Mechanism of pluripotency maintenance in Muse cells. (A) In naive Muse cells, let-7 maintains the expression of pluripotency genes and inhibits proliferation and glycolysis by inhibiting the expression of IGF1R and IRS2 to repress the PI3K-AKT pathway. The PI3K-AKT pathway negatively controls the expression of KLF4, which promotes the expression of POU5F1(OCT3/4), SOX2, and NANOG. The PI3K-AKT pathway directly inhibits proliferation and glycolysis.
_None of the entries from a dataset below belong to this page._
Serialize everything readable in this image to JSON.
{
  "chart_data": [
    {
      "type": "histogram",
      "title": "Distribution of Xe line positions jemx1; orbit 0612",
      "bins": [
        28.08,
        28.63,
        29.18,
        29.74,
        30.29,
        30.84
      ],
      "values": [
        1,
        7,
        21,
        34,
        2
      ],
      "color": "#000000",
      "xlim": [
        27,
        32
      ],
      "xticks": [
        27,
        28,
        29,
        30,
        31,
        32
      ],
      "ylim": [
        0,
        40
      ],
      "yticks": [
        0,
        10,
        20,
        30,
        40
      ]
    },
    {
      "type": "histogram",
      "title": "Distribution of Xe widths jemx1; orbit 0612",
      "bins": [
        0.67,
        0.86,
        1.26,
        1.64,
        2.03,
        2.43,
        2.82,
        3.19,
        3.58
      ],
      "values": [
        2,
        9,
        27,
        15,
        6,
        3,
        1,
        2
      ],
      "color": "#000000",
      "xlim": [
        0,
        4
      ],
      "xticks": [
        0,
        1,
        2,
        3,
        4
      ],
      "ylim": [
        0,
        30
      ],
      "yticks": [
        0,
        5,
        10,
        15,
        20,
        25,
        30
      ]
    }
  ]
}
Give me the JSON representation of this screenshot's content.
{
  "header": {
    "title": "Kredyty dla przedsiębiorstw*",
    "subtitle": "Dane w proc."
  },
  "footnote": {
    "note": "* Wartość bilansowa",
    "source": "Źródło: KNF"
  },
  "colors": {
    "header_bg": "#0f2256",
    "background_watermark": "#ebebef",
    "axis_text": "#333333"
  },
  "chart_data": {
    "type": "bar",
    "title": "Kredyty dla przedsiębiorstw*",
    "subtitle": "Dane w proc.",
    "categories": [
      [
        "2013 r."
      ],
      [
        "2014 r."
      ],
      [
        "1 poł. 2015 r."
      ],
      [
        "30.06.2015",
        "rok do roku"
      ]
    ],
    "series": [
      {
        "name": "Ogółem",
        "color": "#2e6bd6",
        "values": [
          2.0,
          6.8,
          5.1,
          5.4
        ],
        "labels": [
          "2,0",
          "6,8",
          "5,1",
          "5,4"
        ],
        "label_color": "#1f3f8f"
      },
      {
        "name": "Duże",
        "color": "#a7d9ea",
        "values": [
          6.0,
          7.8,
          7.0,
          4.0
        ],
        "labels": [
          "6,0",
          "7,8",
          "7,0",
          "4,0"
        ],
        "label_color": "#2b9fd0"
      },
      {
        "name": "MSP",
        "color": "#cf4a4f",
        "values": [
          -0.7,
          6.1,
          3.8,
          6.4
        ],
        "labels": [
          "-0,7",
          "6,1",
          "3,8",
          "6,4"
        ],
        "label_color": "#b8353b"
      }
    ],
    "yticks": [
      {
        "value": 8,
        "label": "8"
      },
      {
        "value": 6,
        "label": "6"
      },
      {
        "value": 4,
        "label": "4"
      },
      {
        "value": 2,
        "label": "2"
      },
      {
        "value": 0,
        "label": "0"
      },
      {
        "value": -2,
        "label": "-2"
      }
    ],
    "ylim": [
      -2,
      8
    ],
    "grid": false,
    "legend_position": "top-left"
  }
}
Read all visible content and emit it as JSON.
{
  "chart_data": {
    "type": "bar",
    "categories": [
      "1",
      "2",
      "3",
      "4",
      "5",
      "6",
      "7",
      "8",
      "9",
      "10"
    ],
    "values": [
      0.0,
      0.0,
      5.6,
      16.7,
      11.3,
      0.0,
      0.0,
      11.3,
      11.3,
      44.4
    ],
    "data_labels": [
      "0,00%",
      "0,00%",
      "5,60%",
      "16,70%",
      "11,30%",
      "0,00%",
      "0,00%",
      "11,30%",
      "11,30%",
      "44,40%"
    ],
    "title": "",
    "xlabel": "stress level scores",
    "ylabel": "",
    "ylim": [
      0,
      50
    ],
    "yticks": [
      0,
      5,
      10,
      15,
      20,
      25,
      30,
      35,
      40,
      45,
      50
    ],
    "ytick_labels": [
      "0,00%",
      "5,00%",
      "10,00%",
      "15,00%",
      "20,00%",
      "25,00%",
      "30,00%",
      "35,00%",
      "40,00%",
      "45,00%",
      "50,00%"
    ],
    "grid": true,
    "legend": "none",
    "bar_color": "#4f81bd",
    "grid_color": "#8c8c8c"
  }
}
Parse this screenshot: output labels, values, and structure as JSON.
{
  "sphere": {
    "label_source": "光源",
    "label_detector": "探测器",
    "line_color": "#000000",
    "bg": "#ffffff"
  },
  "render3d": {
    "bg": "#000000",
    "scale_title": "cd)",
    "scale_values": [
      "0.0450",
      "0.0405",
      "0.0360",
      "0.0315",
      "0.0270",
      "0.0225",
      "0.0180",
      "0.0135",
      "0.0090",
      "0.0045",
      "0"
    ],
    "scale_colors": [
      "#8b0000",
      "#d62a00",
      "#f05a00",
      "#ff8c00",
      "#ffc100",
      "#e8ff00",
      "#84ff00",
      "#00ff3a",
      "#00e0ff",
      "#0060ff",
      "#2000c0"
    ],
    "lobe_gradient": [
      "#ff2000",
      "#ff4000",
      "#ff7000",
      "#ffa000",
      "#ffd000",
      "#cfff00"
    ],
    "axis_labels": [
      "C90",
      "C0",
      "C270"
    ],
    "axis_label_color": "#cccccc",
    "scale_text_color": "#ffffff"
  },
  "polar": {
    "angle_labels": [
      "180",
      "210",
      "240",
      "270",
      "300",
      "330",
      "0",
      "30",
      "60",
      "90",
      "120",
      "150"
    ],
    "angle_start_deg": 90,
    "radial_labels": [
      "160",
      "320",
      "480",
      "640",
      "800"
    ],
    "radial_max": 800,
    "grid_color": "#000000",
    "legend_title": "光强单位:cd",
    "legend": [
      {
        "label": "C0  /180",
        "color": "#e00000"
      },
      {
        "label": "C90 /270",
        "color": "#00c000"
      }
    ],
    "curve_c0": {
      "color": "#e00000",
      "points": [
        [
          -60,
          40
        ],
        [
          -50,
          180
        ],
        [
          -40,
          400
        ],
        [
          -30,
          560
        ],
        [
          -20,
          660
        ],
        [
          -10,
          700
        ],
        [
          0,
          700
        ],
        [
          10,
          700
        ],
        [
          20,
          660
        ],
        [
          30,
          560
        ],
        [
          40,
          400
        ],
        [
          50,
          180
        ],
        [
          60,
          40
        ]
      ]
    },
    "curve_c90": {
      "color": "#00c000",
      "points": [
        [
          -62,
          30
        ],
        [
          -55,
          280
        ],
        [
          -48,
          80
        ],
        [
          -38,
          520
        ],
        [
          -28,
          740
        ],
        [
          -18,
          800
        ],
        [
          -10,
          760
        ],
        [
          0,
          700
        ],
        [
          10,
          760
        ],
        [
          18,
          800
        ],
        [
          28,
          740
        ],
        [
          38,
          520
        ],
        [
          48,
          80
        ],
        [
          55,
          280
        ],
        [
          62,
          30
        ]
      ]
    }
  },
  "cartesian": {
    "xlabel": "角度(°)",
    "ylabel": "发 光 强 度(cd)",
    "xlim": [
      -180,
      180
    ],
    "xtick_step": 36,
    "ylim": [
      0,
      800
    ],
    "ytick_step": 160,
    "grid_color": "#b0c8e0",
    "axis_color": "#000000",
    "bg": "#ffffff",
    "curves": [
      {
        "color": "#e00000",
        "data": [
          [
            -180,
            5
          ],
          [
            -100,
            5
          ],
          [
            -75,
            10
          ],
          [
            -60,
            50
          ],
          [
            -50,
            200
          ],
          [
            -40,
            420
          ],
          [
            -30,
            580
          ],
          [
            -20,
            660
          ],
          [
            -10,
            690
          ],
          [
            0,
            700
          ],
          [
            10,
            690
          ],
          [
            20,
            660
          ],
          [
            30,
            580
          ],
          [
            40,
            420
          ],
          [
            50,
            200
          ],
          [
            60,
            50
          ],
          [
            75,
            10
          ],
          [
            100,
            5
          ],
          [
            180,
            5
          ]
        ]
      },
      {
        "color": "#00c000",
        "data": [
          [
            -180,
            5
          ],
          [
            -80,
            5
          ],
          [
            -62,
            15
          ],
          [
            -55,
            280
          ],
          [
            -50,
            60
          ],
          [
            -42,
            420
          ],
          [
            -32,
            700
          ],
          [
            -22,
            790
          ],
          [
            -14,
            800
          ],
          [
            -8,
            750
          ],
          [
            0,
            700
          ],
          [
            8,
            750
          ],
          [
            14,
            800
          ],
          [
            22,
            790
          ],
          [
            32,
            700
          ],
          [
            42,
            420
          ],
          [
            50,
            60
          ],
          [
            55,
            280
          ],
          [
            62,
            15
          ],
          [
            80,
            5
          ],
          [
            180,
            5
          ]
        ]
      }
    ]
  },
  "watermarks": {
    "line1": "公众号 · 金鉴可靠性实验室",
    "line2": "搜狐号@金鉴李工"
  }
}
The MEK/ERK pathway, which seems not affected by let-7, suppresses the PI3K-AKT pathway by reducing the phosphorylation level of AKT. This pathway also inhibits the expression of KLF4, but it virtually does not affect the expression of pluripotency genes and is suggested to suppress senescence and maintain self-renewal of Muse cells. (B) Effect of let-7 knockdown (KD) on the PI3K-AKT and MEK/ERK pathways in Muse cells. The PI3K-AKT pathway is more activated than in naive Muse cells. Increased AKT phosphorylation inhibits the expression of KLF4, which leads to the downregulation of POU5F1(OCT3/4), SOX2, and NANOG. On the other hand, cell proliferation and glycolysis were promoted. The MEK/ERK pathway reduces the phosphorylation level of AKT and also suppresses cell senescence (Li et al., 2024).

FIGURE 5

Strategy for Muse cell therapy. 1) HLA-mismatched donor Muse cells can be directly administered to patients without immunosuppressants due to specific immunotolerance; 2) since Muse cells selectively migrate to the damage site by sensing S1P produced by damaged cells, intravenous injection is a more efficient method of delivering them to the damaged site than a surgical approach; 3) unlike ES and iPS cells, Muse cells are already pluripotent-like and do not require differentiation induction because they can differentiate into the same cell type as the damaged/apoptotic cell through phagocytosis; and 4) Muse cells remain in the homed tissue for an extended period without rejection, and therefore, their bystander effects such as anti-apoptotic and anti-fibrosis effects and neovascularization are long-lasting (Minatoguchi et al., 2024).